A.O. Scott, chief film critic of the NYT, takes a stab at that burning question — one that's admittedly difficult because as he acknowledges, every film is foreign somewhere.
While Scott's essay is difficult to sum up, here are the last few paragraphs to summarize where he's coming from. Warning, this is probably for hardcore film geeks:
Humanism, which is rooted both in human unhappiness and the capacity for hope, is an impulse that is unlikely to fade from screens, and indeed it has been showing up, adapted to local problems and traditions, in places as far-flung as South Africa, Brazil, China and Uzbekistan. The modernist impulse has undergone a simultaneous resurgence, in Iran, in Latin America and especially in the work of Asian filmmakers like Tsai Ming-liang, Kiyoshi Kurosawa, Hou Hsiao-hsien, Edward Yang, Kim Ki Duk and Hong Sang Soo. They have explored the drift and loneliness that characterizes the lives of city dwellers, who navigate the gleaming world of modern capitalism in a state of moody perplexity.

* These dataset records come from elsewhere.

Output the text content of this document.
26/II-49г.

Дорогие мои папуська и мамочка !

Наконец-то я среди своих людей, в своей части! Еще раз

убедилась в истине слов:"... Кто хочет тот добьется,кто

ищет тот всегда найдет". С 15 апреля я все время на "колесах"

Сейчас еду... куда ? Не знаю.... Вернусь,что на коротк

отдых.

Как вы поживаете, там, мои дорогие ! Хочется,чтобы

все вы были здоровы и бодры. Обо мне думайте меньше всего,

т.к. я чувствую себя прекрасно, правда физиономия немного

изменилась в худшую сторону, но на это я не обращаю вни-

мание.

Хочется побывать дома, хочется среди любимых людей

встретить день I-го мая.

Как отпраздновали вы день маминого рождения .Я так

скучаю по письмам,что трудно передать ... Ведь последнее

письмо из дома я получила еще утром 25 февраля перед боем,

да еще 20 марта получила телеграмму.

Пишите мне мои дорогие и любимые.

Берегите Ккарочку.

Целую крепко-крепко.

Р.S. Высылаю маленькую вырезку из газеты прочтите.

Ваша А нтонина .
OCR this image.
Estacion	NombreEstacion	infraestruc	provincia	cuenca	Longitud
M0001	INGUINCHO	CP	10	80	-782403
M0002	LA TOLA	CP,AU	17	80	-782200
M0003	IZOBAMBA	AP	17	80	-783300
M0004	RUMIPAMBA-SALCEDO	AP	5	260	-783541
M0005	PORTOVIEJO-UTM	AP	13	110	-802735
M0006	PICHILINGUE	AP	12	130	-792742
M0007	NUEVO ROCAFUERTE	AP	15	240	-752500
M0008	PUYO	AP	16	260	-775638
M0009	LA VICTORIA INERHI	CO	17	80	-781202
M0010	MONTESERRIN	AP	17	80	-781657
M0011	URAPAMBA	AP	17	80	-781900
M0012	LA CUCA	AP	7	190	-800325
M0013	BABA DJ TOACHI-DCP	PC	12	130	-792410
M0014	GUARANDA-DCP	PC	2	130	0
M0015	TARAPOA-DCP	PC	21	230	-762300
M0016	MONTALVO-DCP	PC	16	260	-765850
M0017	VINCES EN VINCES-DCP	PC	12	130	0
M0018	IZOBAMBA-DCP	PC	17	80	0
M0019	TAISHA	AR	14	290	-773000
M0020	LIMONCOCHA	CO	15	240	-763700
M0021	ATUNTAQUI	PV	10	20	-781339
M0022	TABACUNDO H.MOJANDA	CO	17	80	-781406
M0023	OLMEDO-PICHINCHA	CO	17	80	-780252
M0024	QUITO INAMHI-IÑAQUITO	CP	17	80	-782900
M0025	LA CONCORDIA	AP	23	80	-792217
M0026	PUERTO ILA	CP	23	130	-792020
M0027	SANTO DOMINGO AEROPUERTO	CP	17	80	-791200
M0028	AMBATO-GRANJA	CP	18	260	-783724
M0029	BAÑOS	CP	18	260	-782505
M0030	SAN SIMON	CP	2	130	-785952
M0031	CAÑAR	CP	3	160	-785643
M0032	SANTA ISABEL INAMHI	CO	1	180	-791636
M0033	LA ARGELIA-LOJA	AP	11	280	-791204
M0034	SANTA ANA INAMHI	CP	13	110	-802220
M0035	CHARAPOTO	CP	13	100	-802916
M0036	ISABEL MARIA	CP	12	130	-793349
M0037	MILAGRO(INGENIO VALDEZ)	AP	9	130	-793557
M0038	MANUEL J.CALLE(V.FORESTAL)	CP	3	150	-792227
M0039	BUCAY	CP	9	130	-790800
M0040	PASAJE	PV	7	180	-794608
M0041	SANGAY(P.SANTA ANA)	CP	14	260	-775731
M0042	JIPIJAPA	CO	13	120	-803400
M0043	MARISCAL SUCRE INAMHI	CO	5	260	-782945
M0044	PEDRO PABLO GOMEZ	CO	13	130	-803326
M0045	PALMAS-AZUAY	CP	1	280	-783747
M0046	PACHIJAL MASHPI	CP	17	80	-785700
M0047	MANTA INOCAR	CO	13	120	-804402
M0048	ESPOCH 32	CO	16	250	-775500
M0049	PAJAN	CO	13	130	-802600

In the work of these filmmakers, the strains of modernism and humanism have begun to mingle, as the boundaries between individual melancholy and social misery become harder and harder to trace. The cities they depict — Seoul, Taipei, Beijing, Hanoi — are at once teeming and desolate, full of the noise of history, commerce and tradition and at the same time governed by the silence of the emotionally stunted. This impression can be gathered from the fractured, sexually anarchic families in Tsai's movies (“Rebels of the Neon God,”“The River”) and the superficially more settled household of Yang's “Yi Yi.” Whatever held people together — filial piety, cultural identity, religious practice — seems to have melted away, and they drift toward one another like downcast atoms, piecing their lives together out of stray bits of feeling.
But are they really alone? A defining modern mood — one that is often evoked but hasn't adequately been named — is the anxious, melancholy feeling of being simultaneously connected and adrift. In a recent essay in Salon, the film critic Charles Taylor identified this condition — “being in a world where the only sense of home is to be found in a state of constant flux” — as a central motif in movies ranging from “Lost in Translation” to the films of cinephile cult figures like Tsai and Wong Kar-wai. Taylor identifies an unstable blend of anxiety, curiosity and longing as the emotional condition that links the solitary, alienated heroes and heroines of the modern cinema of loneliness, among whom Tao and Taisheng in “The World” surely belong. There may be a measure of comfort in joining the international fraternity of the lost — at least for audiences. The experience of dwelling in these movies is replicated, and to some extent redeemed, by the experience of watching them, of feeling estrangement and disorientation not only vicariously through the characters but also in relation to them as well. They encounter one another, in strange, indifferent cities, by chance, and their relations are at once affectless and charged with latent emotion — all of which is just how we encounter them, alone in darkened rooms in the midst of our hectic and decentered lives.